Top officials at the city of Seattle are trying to plan for the city’s economic future. But, with so many big trends creating so much uncertainty, predicting that future is no easy task.

Here’s one example: When the Federal Reserve raised interest rates, homes loans became more expensive, which meant less housing construction, which meant the city gets less money from taxes on real estate transactions.

But the city’s top economic forecaster, Ben Noble, says the interest rate hike is helping slay an even bigger dragon — inflation.

“A number of our revenue streams — property tax being the most obvious example — don’t keep up with inflation. Property tax only grows by 1%, and in a higher inflationary environment, that means our overall growth in revenues aren’t going to keep pace.”

In the short term, Seattle appears to be on the path to a balanced budget for this year and maybe next. That's because it's bringing in more tax money than expected, at least relative to dour predictions Noble's office published earlier this spring.

But by 2025, the picture looks more bleak, with several trends pushing Seattle's long-term tax revenue prospects in the wrong direction.

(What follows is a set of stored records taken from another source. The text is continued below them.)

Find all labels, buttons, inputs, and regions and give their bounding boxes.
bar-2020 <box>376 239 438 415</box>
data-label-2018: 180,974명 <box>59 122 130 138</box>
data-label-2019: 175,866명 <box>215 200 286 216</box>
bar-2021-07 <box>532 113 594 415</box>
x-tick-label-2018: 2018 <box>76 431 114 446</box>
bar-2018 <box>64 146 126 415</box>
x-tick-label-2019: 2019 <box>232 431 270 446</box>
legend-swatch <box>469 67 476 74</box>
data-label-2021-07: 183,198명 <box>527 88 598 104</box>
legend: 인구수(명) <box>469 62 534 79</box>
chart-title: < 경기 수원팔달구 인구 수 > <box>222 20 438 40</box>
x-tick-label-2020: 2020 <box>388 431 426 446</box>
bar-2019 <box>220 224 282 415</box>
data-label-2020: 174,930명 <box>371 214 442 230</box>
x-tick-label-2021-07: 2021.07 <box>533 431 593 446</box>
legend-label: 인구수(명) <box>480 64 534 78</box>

There's a national mood of uncertainty stemming from the failure of some small regional banks, the war in Ukraine, and the national debt ceiling standoff. These trends inspire companies to act more conservatively, so that they're less likely to hire people.

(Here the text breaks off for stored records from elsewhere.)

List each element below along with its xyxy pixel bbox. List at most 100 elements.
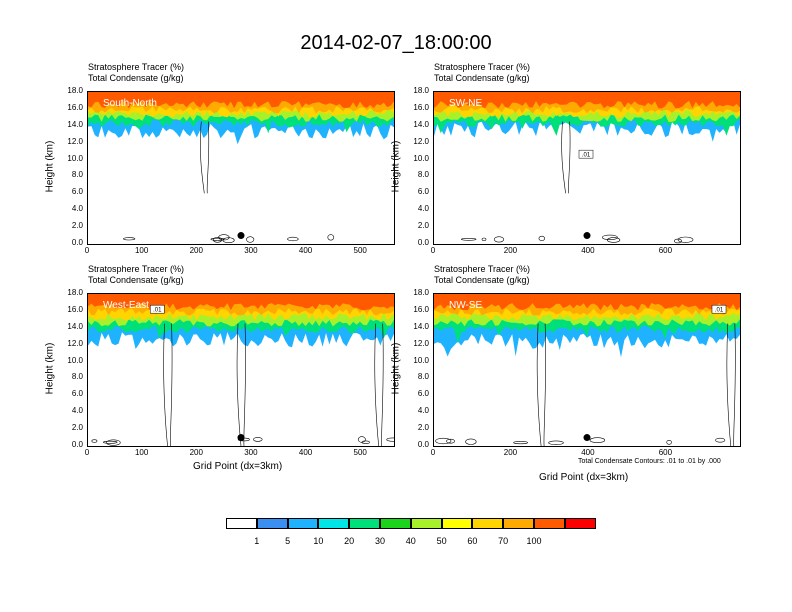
tracer-streak	[677, 92, 679, 97]
y-tick-label: 2.0	[417, 423, 429, 433]
location-marker	[583, 434, 591, 442]
tracer-streak	[666, 92, 668, 99]
location-marker	[237, 232, 245, 240]
tracer-streak	[689, 294, 691, 300]
tracer-streak	[211, 92, 214, 97]
x-tick-label: 200	[189, 448, 203, 457]
tracer-streak	[88, 294, 90, 300]
tracer-streak	[594, 294, 596, 302]
y-tick-label: 6.0	[71, 389, 83, 399]
tracer-streak	[142, 294, 144, 300]
x-tick-label: 400	[298, 246, 313, 255]
tracer-streak	[710, 92, 712, 101]
tracer-streak	[484, 294, 486, 300]
tracer-streak	[194, 92, 196, 99]
tracer-streak	[262, 294, 264, 301]
tracer-streak	[113, 294, 115, 301]
condensate-contours	[435, 323, 736, 446]
y-tick-label: 14.0	[67, 321, 83, 331]
tracer-streak	[657, 294, 659, 299]
tracer-streak	[109, 92, 111, 99]
tracer-streak	[129, 294, 131, 303]
contour-line	[435, 437, 452, 445]
x-tick-label: 400	[581, 246, 595, 255]
tracer-streak	[675, 92, 677, 101]
tracer-streak	[472, 92, 474, 98]
tracer-streak	[206, 92, 208, 95]
tracer-streak	[290, 294, 292, 297]
tracer-streak	[117, 294, 119, 299]
x-tick-label: 300	[244, 246, 258, 255]
tracer-streak	[159, 92, 161, 98]
chart-panel: .01	[433, 91, 741, 245]
x-tick-label: 500	[353, 246, 367, 255]
heatmap-svg: .01	[434, 92, 740, 244]
tracer-streak	[377, 92, 379, 100]
contour-line	[493, 236, 505, 243]
tracer-streak	[623, 294, 625, 297]
y-tick-label: 6.0	[417, 187, 429, 197]
contour-line	[446, 438, 455, 444]
tracer-streak	[498, 92, 500, 99]
y-tick-label: 2.0	[71, 221, 83, 231]
tracer-streak	[314, 92, 316, 97]
tracer-streak	[344, 92, 346, 99]
tracer-streak	[103, 294, 105, 300]
tracer-streak	[588, 294, 591, 298]
tracer-streak	[201, 92, 203, 98]
tracer-streak	[502, 92, 504, 97]
tracer-streak	[339, 92, 341, 97]
condensate-contours	[123, 121, 335, 243]
tracer-streak	[140, 294, 142, 299]
tracer-streak	[216, 92, 218, 96]
tracer-streak	[723, 294, 725, 303]
contour-line	[327, 234, 335, 241]
x-tick-label: 200	[503, 246, 518, 255]
tracer-streak	[145, 92, 147, 96]
tracer-streak	[536, 92, 539, 99]
tracer-streak	[484, 92, 486, 100]
x-axis-label: Grid Point (dx=3km)	[193, 461, 283, 472]
tracer-streak	[289, 92, 291, 97]
tracer-streak	[454, 294, 456, 300]
tracer-streak	[665, 92, 667, 98]
tracer-streak	[227, 92, 229, 97]
colorbar-swatch	[441, 518, 473, 529]
tracer-streak	[506, 294, 508, 302]
colorbar-label: 20	[344, 536, 355, 546]
y-tick-label: 6.0	[71, 187, 83, 197]
contour-label-box	[150, 304, 165, 314]
tracer-streak	[506, 92, 509, 97]
tracer-streak	[631, 92, 633, 101]
tracer-streak	[434, 92, 436, 98]
y-tick-label: 16.0	[413, 304, 429, 314]
colorbar-swatch	[380, 518, 411, 529]
tracer-streak	[689, 92, 691, 100]
colorbar-swatch	[534, 518, 565, 529]
tracer-streak	[618, 294, 620, 300]
tracer-streak	[121, 92, 123, 98]
contour-line	[210, 237, 225, 241]
tracer-streak	[282, 294, 284, 297]
tracer-streak	[252, 92, 254, 99]
tracer-streak	[250, 92, 252, 96]
x-tick-label: 100	[134, 448, 149, 457]
tracer-streak	[222, 294, 224, 298]
tracer-streak	[533, 92, 535, 100]
tracer-streak	[602, 294, 604, 303]
y-tick-label: 16.0	[67, 102, 83, 112]
tracer-streak	[654, 92, 656, 101]
page-title: 2014-02-07_18:00:00	[300, 32, 492, 54]
contour-line	[465, 438, 477, 445]
y-tick-label: 0.0	[417, 238, 429, 247]
y-tick-label: 4.0	[71, 204, 83, 214]
tracer-streak	[127, 92, 129, 98]
colorbar-swatch	[287, 518, 319, 529]
tracer-streak	[517, 92, 519, 100]
tracer-streak	[232, 294, 234, 303]
tracer-streak	[635, 92, 638, 96]
colorbar-label: 30	[374, 536, 385, 546]
tracer-streak	[704, 92, 706, 101]
tracer-streak	[271, 294, 273, 303]
region-label: NW-SE	[449, 300, 483, 311]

In Seattle, Noble expects stagnant job growth over the next several years. This would have an impact on the city's payroll tax, which is currently beating expectations but could take a downward turn if the environment of economic uncertainty continues.

That's in part because the payroll tax is impacted by stock prices, Noble says. Many companies compensate their employees with stocks. So when stocks decline, more of those employees fall under the income threshold for which their employers must pay a tax.

Everywhere you turn, there's another shrinking source of revenue.

"Like our parking tax," says City Councilmember Teresa Mosqueda, who chairs the finance committee. Fewer people are parking their cars in downtown garages, "which ultimately might be good," she says.

"Maybe more people are taking the bus and light rail," Mosqueda says. "Perhaps we can continue with this hybrid model of work from home. But we need to adjust for declining revenue streams and invest in more sustainable revenue sources going forward."

Mayor Bruce Harrell has appointed a task force to look at alternative sources of revenue for the city.